I enjoyed very much your article on the “Critters” of the 1960s and ’70s. Having graduated from Princeton in 1952, done a tour of service with the Navy and earned a Ph.D. from the institution on the Charles River, I found myself back in Princeton for a few years as an instructor in the history department. Then, thanks to a career change (from European to Chinese history) in 1967, I did an introductory summer Chinese course at Yale (only a year later would the largely Princeton-built summer Chinese School at Middlebury open). At Yale, one of my classmates was a Vassar junior, Vivienne Bland, on her way to Princeton as a Critter that fall.

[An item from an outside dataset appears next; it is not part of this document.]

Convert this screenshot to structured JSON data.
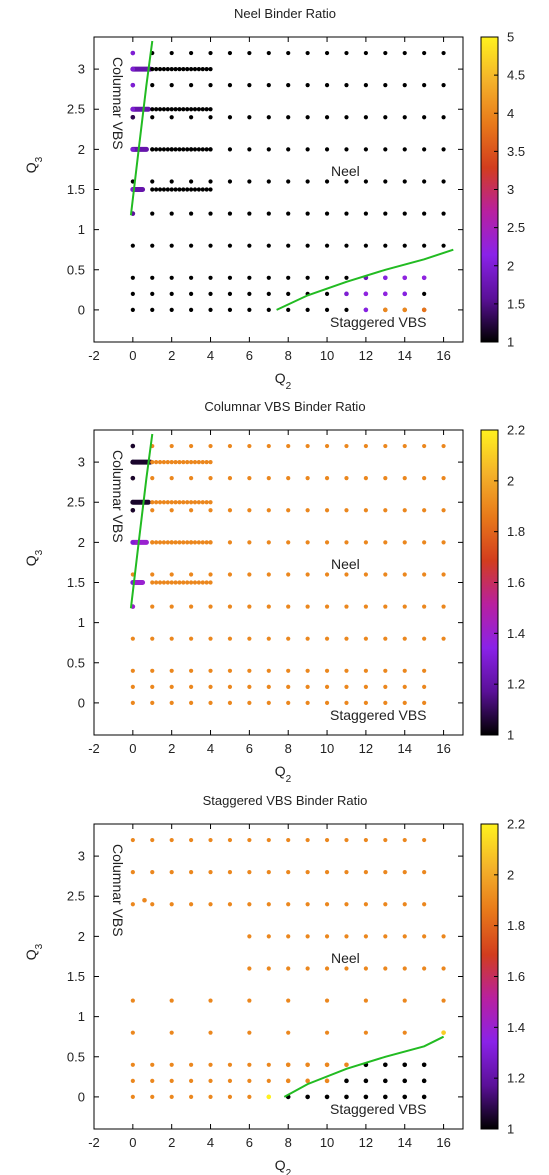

At Princeton she also baby-sat occasionally for our daughters so my wife and I could go out. One evening she was let in by our 7-year-old Sarah, who asked her what she did. “I’m a student,” replied Vivienne. Sarah’s eyes grew side with astonishment. “I thought only boys could be students,” she said, her remark overheard unfortunately by my Radcliffe-educated wife, who was perpetually concerned about our raising our children in such a socially backward atmosphere as Ol’ Nassau.

Recently our former baby-sitter and Princeton’s former Critter, now Vivienne Bland Shue, has retired from her position as Leverhulme Professor of Chinese Studies at Oxford and one the leading scholars of Chinese political science of our day.

“Princeton in the Nation’s Service,” your article concludes. Yes, but sometimes Princeton has to be dragged, kicking and screaming, in that direction.